14 May If You Want to Be Happy, Try to Make Someone Else Happy
via the Greater Good by Jill Suttie
When Thomas Jefferson wrote the Declaration of Independence, he assured Americans of their right to life, liberty, and the pursuit of happiness. This idea seems to lead many Americans to chase after new gadgets and hedonistic pleasures. But what if that approach is wrong? What if happiness comes from aiming to make others happy, instead of doing nice things for yourself?
That is exactly what a recent study found.
In the experiment, college students reported on their happiness and on their sense of autonomy, competence, and connection to others—all what researchers consider “basic psychological needs” for well-being. Then they were randomly tasked to do something to either make themselves happier, make another person happier, or socialize. (Assigning one group to socialize helped determine if seeking happiness for another had an effect above and beyond simply being in someone’s presence.)

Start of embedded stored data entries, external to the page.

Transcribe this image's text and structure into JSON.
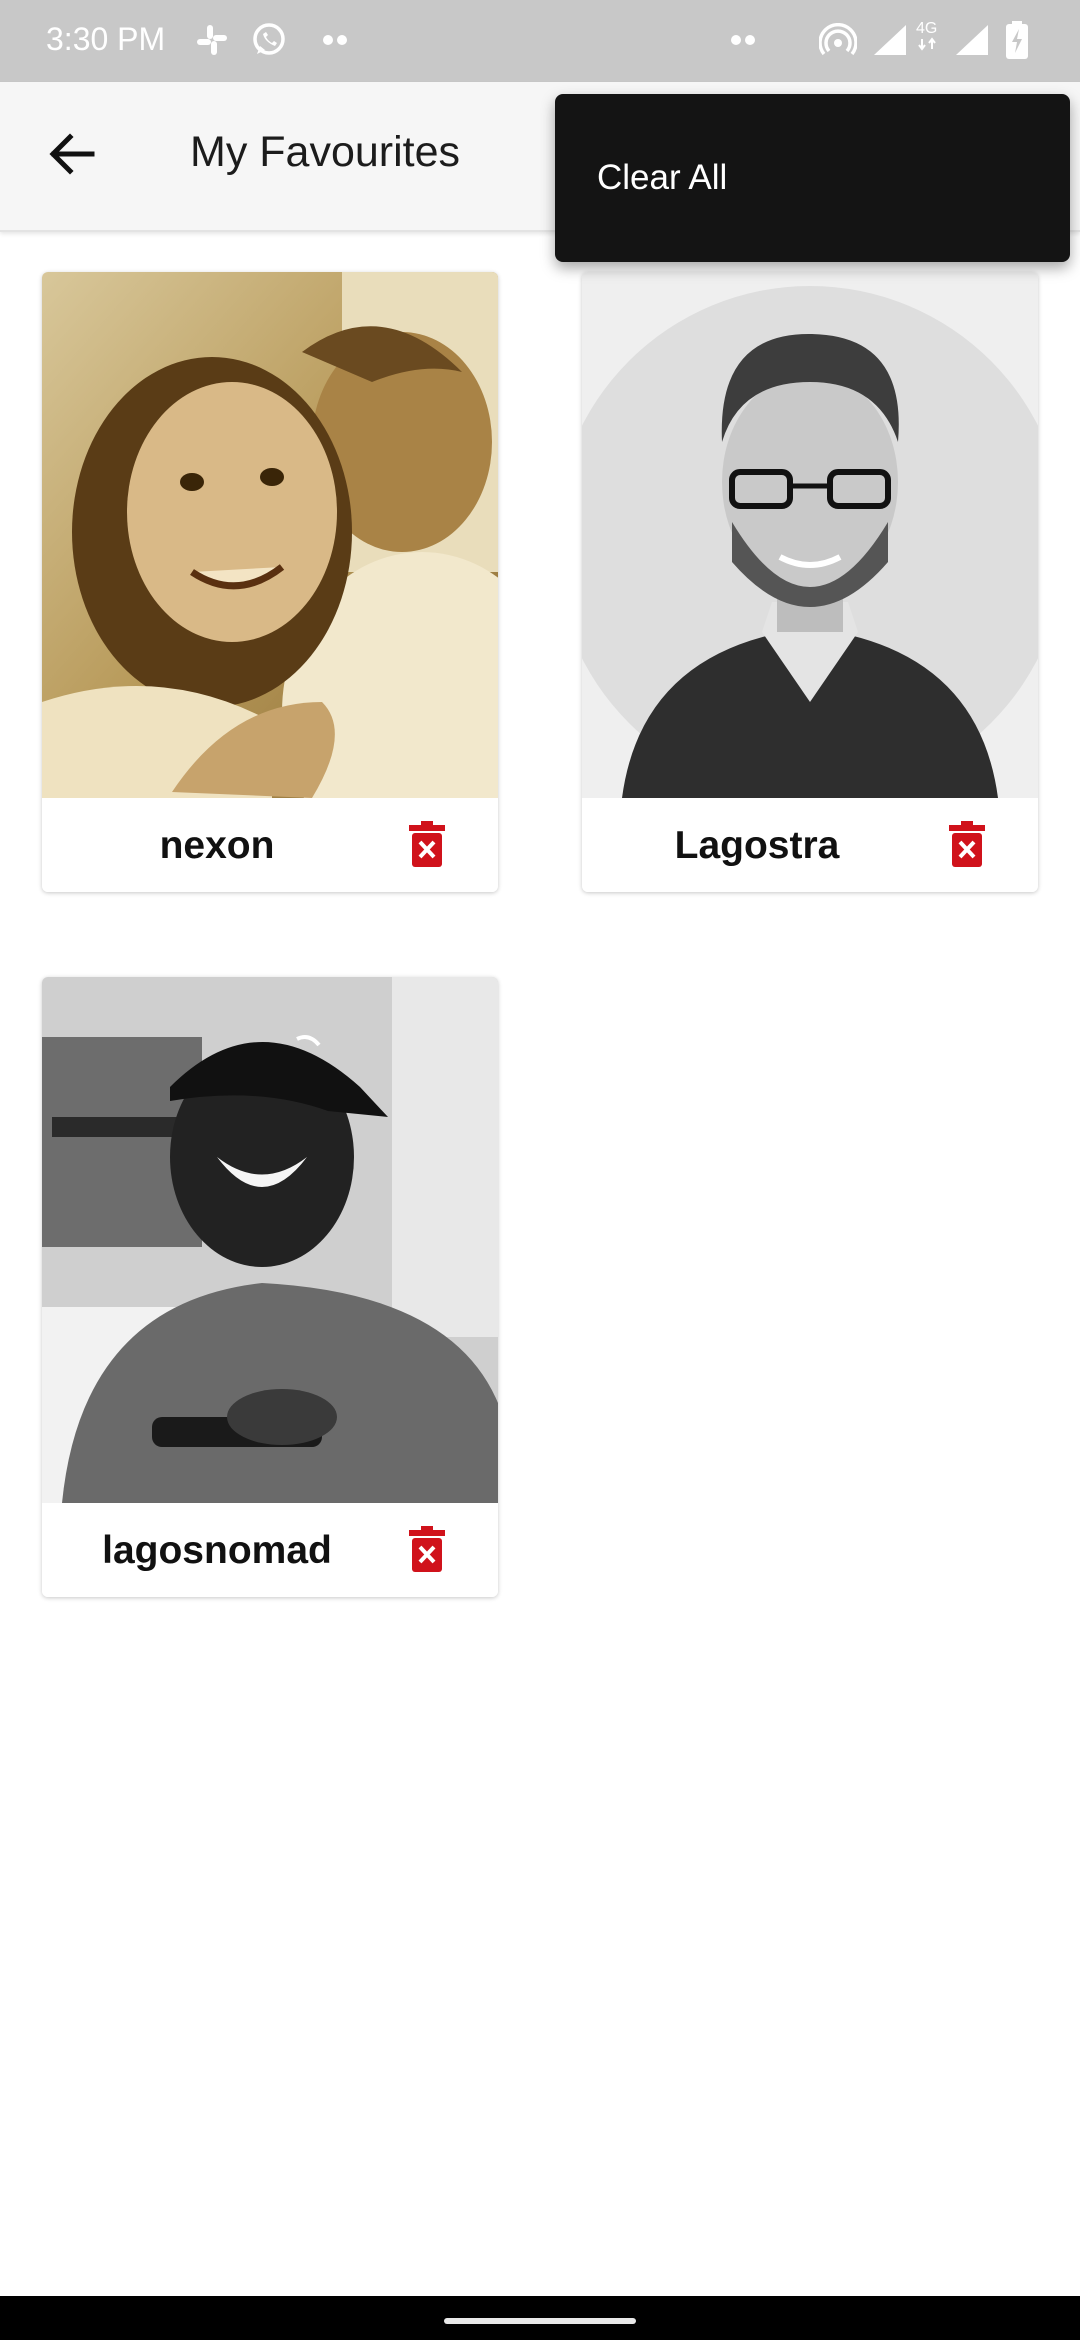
{
  "status_bar": {
    "time": "3:30 PM",
    "left_icons": [
      "slack-icon",
      "whatsapp-icon",
      "more-notifications-icon"
    ],
    "right_icons": [
      "more-notifications-icon",
      "hotspot-icon",
      "signal-icon",
      "4g-signal-icon",
      "battery-charging-icon"
    ],
    "network_label": "4G"
  },
  "app_bar": {
    "back_icon": "arrow-left-icon",
    "title": "My Favourites"
  },
  "menu": {
    "items": [
      {
        "label": "Clear All"
      }
    ]
  },
  "favourites": [
    {
      "name": "nexon",
      "photo": "sepia photo of a child and a man",
      "delete_icon": "trash-x-icon"
    },
    {
      "name": "Lagostra",
      "photo": "grayscale portrait of a man with glasses",
      "delete_icon": "trash-x-icon"
    },
    {
      "name": "lagosnomad",
      "photo": "grayscale photo of a man in a cap",
      "delete_icon": "trash-x-icon"
    }
  ],
  "colors": {
    "status_bar": "#c8c8c8",
    "app_bar": "#f6f6f6",
    "menu_bg": "#141414",
    "delete_red": "#d0121b",
    "nav_bar": "#000000"
  }
}
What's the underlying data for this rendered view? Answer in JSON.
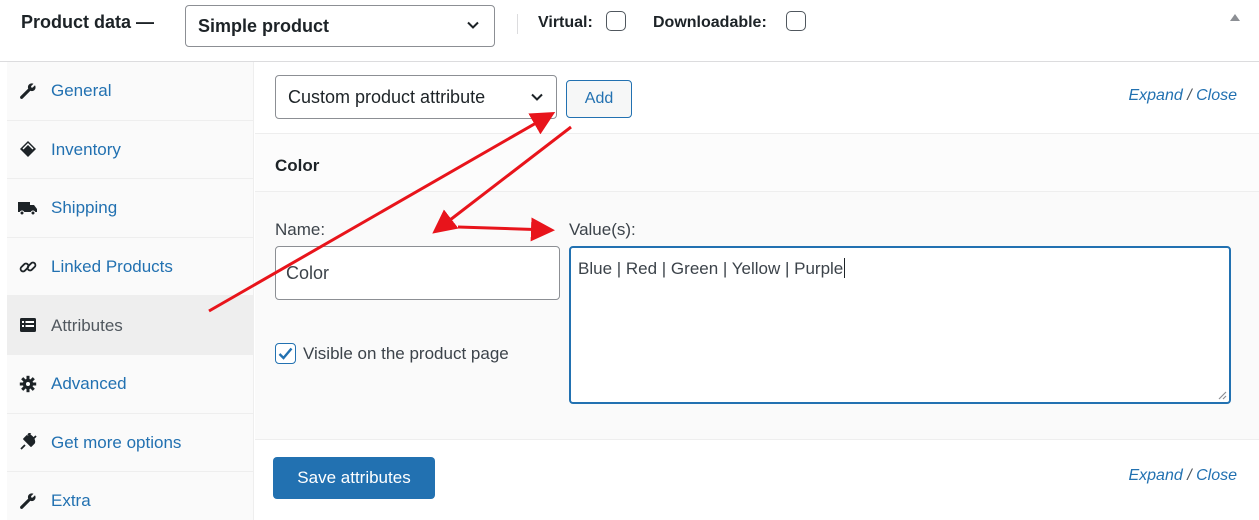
{
  "header": {
    "title": "Product data —",
    "product_type": "Simple product",
    "virtual_label": "Virtual:",
    "downloadable_label": "Downloadable:"
  },
  "sidebar": {
    "items": [
      {
        "label": "General",
        "icon": "wrench-icon"
      },
      {
        "label": "Inventory",
        "icon": "tag-icon"
      },
      {
        "label": "Shipping",
        "icon": "truck-icon"
      },
      {
        "label": "Linked Products",
        "icon": "link-icon"
      },
      {
        "label": "Attributes",
        "icon": "list-icon",
        "active": true
      },
      {
        "label": "Advanced",
        "icon": "gear-icon"
      },
      {
        "label": "Get more options",
        "icon": "plugin-icon"
      },
      {
        "label": "Extra",
        "icon": "wrench-icon"
      }
    ]
  },
  "toolbar": {
    "attribute_select": "Custom product attribute",
    "add_label": "Add",
    "expand_label": "Expand",
    "slash": " / ",
    "close_label": "Close"
  },
  "attribute": {
    "heading": "Color",
    "name_label": "Name:",
    "name_value": "Color",
    "values_label": "Value(s):",
    "values_value": "Blue | Red | Green | Yellow | Purple",
    "visible_label": "Visible on the product page",
    "visible_checked": true
  },
  "footer": {
    "save_label": "Save attributes",
    "expand_label": "Expand",
    "slash": " / ",
    "close_label": "Close"
  },
  "colors": {
    "accent": "#2271b1",
    "annotation_arrow": "#e8141b"
  }
}
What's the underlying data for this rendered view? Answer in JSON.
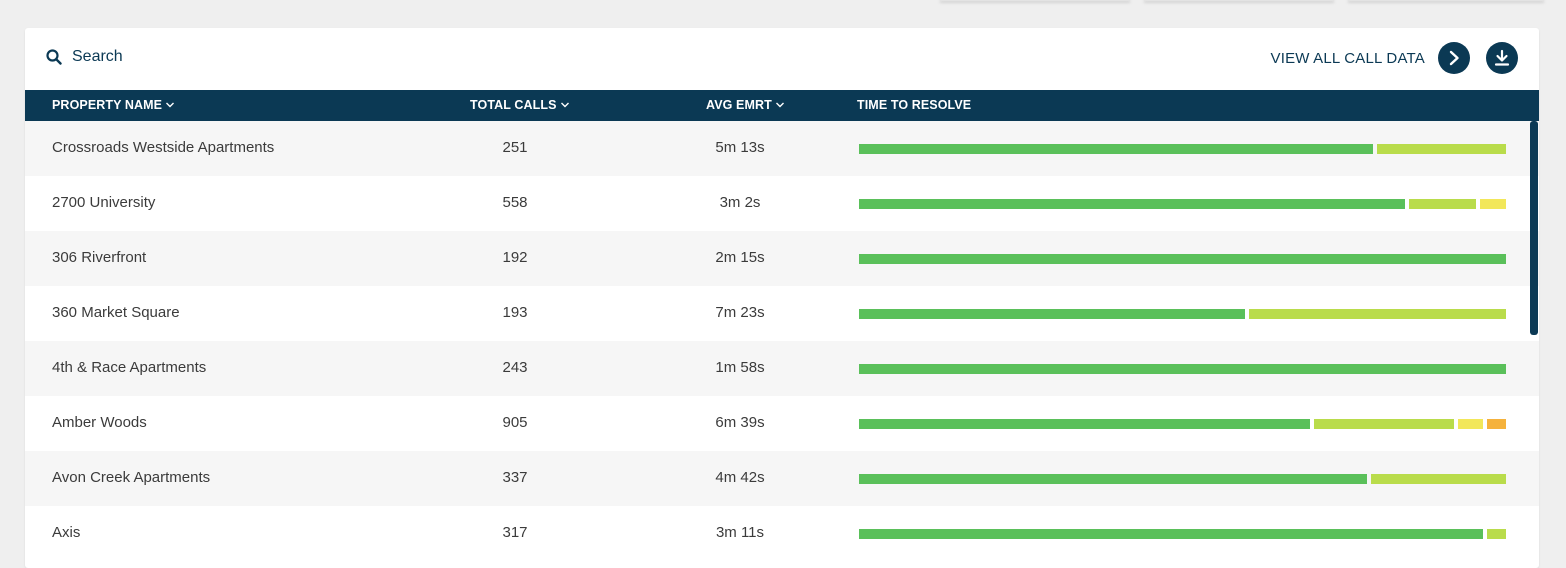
{
  "toolbar": {
    "search_label": "Search",
    "view_all_label": "VIEW ALL CALL DATA"
  },
  "table": {
    "columns": {
      "property_name": "PROPERTY NAME",
      "total_calls": "TOTAL CALLS",
      "avg_emrt": "AVG EMRT",
      "time_to_resolve": "TIME TO RESOLVE"
    },
    "rows": [
      {
        "name": "Crossroads Westside Apartments",
        "total_calls": "251",
        "avg_emrt": "5m 13s",
        "resolve": [
          {
            "color": "#5ac05a",
            "fraction": 0.8
          },
          {
            "color": "#b9dc4b",
            "fraction": 0.2
          }
        ]
      },
      {
        "name": "2700 University",
        "total_calls": "558",
        "avg_emrt": "3m 2s",
        "resolve": [
          {
            "color": "#5ac05a",
            "fraction": 0.855
          },
          {
            "color": "#b9dc4b",
            "fraction": 0.105
          },
          {
            "color": "#f2e75a",
            "fraction": 0.04
          }
        ]
      },
      {
        "name": "306 Riverfront",
        "total_calls": "192",
        "avg_emrt": "2m 15s",
        "resolve": [
          {
            "color": "#5ac05a",
            "fraction": 1.0
          }
        ]
      },
      {
        "name": "360 Market Square",
        "total_calls": "193",
        "avg_emrt": "7m 23s",
        "resolve": [
          {
            "color": "#5ac05a",
            "fraction": 0.6
          },
          {
            "color": "#b9dc4b",
            "fraction": 0.4
          }
        ]
      },
      {
        "name": "4th & Race Apartments",
        "total_calls": "243",
        "avg_emrt": "1m 58s",
        "resolve": [
          {
            "color": "#5ac05a",
            "fraction": 1.0
          }
        ]
      },
      {
        "name": "Amber Woods",
        "total_calls": "905",
        "avg_emrt": "6m 39s",
        "resolve": [
          {
            "color": "#5ac05a",
            "fraction": 0.71
          },
          {
            "color": "#b9dc4b",
            "fraction": 0.22
          },
          {
            "color": "#f2e75a",
            "fraction": 0.04
          },
          {
            "color": "#f5b23c",
            "fraction": 0.03
          }
        ]
      },
      {
        "name": "Avon Creek Apartments",
        "total_calls": "337",
        "avg_emrt": "4m 42s",
        "resolve": [
          {
            "color": "#5ac05a",
            "fraction": 0.79
          },
          {
            "color": "#b9dc4b",
            "fraction": 0.21
          }
        ]
      },
      {
        "name": "Axis",
        "total_calls": "317",
        "avg_emrt": "3m 11s",
        "resolve": [
          {
            "color": "#5ac05a",
            "fraction": 0.97
          },
          {
            "color": "#b9dc4b",
            "fraction": 0.03
          }
        ]
      }
    ]
  },
  "colors": {
    "navy": "#0b3954",
    "green": "#5ac05a",
    "lime": "#b9dc4b",
    "yellow": "#f2e75a",
    "orange": "#f5b23c"
  }
}
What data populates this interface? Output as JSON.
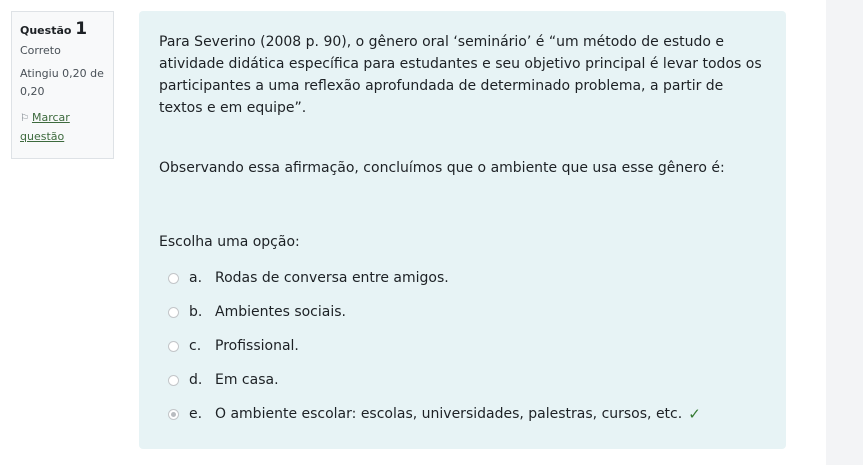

Later that day, after doing their tasks, participants reported what they did, and then filled out their happiness and needs questionnaires again. Those who’d done something to make another person feel better were much happier themselves than participants in the other groups, and their greater happiness was tied to a stronger feeling of connection to that person.
This finding was not too surprising to lead researcher Milla Titova, who says that it fits in with prior research on happiness that found giving to others makes you happier than giving to yourself—and that pursuing happiness directly for yourself sometimes backfires.
“Making others happy is more meaningful for people than just socializing with them or doing something to improve our own happiness,” she says. “When we aim to make others happier, we feel connected to them—our relatedness needs are better met—which is important for us.”